Shortly before I fell pregnant with my first son, my OH and I, after all bills had been paid used to have only £200 between us for travel and food for the month. An amount that we were able to split and utilise to ensure we were ok. Except one month my OH didn't get any shifts for two weeks straight (zero hour contract) . We had £50 to last us two weeks. And our travel which was non negotiable, accounted for £42. We bought 8 tins of tomatoes. 4 bags of cheap pasta and two bags of porridge and literally had watery porridge, and tomato pasta every single day. We actually foreged for wild garlic and blackberrys too.

Titsywoo · 15/11/2017 22:46

When we were 23 and first got together I discovered dh was in 40k worth of debt. Perhaps crazily I stuck with him (he was aware how badly he had fucked up!) and we started to pay it off. The amount owed went up and down over the years as dh started a business which failed and we owed more money, then we had dd and I had to stop work as childcare was more than we could afford.

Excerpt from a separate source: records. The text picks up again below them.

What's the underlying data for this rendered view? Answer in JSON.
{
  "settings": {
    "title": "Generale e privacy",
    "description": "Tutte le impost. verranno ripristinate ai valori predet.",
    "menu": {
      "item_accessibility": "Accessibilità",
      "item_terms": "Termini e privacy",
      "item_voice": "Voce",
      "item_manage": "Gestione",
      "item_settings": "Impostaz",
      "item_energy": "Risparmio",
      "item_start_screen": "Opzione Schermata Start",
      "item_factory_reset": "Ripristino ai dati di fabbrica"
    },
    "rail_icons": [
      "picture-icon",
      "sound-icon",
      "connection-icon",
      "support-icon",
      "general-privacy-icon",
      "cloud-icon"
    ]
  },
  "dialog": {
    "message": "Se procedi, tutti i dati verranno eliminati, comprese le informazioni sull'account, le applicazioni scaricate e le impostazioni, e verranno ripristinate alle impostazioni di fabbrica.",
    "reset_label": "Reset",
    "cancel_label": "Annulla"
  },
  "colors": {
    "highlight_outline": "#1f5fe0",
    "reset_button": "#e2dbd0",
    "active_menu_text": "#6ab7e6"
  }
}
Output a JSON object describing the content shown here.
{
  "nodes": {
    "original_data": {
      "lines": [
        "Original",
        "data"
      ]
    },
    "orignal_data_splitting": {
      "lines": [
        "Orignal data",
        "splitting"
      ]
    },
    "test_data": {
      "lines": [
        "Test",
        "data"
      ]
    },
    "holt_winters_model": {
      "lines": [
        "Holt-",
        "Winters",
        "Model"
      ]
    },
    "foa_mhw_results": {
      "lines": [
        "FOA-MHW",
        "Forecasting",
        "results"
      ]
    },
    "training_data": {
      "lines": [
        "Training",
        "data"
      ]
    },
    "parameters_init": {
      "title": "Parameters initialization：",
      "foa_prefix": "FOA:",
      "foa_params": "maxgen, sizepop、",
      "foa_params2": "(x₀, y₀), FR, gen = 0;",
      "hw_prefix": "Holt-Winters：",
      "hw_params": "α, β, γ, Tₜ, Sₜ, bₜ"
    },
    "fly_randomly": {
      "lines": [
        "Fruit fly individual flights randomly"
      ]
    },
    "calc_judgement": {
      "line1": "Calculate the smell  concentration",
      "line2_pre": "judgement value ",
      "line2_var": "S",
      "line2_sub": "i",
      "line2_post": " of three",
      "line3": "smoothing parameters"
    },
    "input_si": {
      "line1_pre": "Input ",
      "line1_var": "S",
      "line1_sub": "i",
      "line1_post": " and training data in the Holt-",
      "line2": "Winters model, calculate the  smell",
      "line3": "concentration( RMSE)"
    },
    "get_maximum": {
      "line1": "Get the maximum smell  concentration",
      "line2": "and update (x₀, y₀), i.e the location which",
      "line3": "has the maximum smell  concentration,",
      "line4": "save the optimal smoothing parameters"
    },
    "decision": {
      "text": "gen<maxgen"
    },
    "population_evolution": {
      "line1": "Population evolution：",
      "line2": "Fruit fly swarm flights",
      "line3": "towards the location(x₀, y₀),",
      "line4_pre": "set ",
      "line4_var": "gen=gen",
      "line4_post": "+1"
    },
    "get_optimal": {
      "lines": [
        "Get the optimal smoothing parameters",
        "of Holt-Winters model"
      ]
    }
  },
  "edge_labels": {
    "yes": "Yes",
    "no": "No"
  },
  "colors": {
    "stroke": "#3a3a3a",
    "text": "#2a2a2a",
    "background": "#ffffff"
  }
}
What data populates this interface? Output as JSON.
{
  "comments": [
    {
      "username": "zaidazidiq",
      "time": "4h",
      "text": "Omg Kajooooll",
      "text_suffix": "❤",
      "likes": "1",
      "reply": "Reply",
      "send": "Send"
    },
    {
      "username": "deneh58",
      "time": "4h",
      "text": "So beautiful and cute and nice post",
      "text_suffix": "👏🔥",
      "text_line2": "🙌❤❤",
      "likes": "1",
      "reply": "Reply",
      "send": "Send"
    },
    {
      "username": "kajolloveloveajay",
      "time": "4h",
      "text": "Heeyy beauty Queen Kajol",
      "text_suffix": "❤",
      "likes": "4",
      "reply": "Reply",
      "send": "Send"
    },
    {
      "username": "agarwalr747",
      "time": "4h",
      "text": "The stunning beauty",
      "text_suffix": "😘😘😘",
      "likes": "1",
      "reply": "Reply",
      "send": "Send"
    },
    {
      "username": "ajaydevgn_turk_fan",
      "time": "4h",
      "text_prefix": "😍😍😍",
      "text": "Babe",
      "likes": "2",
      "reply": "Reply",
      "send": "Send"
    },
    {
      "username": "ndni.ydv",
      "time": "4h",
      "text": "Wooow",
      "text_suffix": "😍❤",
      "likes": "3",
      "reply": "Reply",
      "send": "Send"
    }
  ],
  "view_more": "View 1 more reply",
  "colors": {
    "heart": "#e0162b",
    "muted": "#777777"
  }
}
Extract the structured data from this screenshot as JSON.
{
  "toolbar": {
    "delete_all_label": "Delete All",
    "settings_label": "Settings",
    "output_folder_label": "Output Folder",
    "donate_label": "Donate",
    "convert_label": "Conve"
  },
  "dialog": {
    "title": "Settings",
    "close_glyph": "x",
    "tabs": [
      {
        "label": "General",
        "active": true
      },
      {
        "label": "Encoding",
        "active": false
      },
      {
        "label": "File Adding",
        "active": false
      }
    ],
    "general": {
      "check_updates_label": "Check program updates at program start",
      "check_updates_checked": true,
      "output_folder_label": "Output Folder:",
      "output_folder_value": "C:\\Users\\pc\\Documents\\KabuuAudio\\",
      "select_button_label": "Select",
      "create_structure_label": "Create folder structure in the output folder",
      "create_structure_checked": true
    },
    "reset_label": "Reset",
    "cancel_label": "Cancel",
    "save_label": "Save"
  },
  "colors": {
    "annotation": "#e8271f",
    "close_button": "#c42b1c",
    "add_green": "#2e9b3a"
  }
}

We ended up having to live in a shitty one bed basement flat with 2 young children in my parents hotel so we could work to pay off debt and not pay rent. It was horribly stressful and lonely (moved away from all our friends). Finally when we were 35 we had paid off all the debt and had enough for a house deposit. By then dh had got into a new career and was swiftly progressing up the ranks. Now he earns 6 figures, we own a lovely house which we have extended twice and renovated and we have a very comfortable life.

holdbackonthewine · 15/11/2017 22:49

I remember putting baby oil into mascara to make it last longer and having really long hair as couldn’t afford to have it cut (and I have very thick hair so couldn’t cut it myself). We used to get free milk for the children too at that time. It took at least 10 years to do up our family home but boy did we appreciate each improvement! Now we are well off but I will never take it for granted.

holdbackonthewine · 15/11/2017 22:52

Also borrowing £100 from my parents in about 1977 and paying it back £10 per month. I found the letters saying thanks and enclosing my monthly cheques when I cleared their house after my DF had died and my DM had gone into a home. They never had much but didn’t want much either.

zoomiee · 15/11/2017 23:51

Grew up super poor too. Damp in bedrooms, repairs needed that could never be done, no money for anything. It was bleak, cold and miserable. Despite this, we kept a neat and clean home (cleaning was a distraction, it still is) and cherished what little we had. We played cards instead of watching tv (electricity) and we walked absolutely everywhere.
Fast forward to today and I have climbed out of that hole; education & work helped me get to a point my parents could only dream of. My children will never know what’s it’s like to be damp, cold, and without the basics.
This too shall pass- you will move on to better days.

DJBaggySmalls · 16/11/2017 00:01

I've been homeless twice, once when the DC's were tiny. Trying to get back on your feet after that is a slog and its really expensive to have to replace everything, even with help from charities and second hand stuff.
One year I lost my job, was rushed to hospital soon after and my benefits were stopped because I missed an appointment. I couldn't sort it out as I was in ICU. After I got out, we had £3 for Xmas.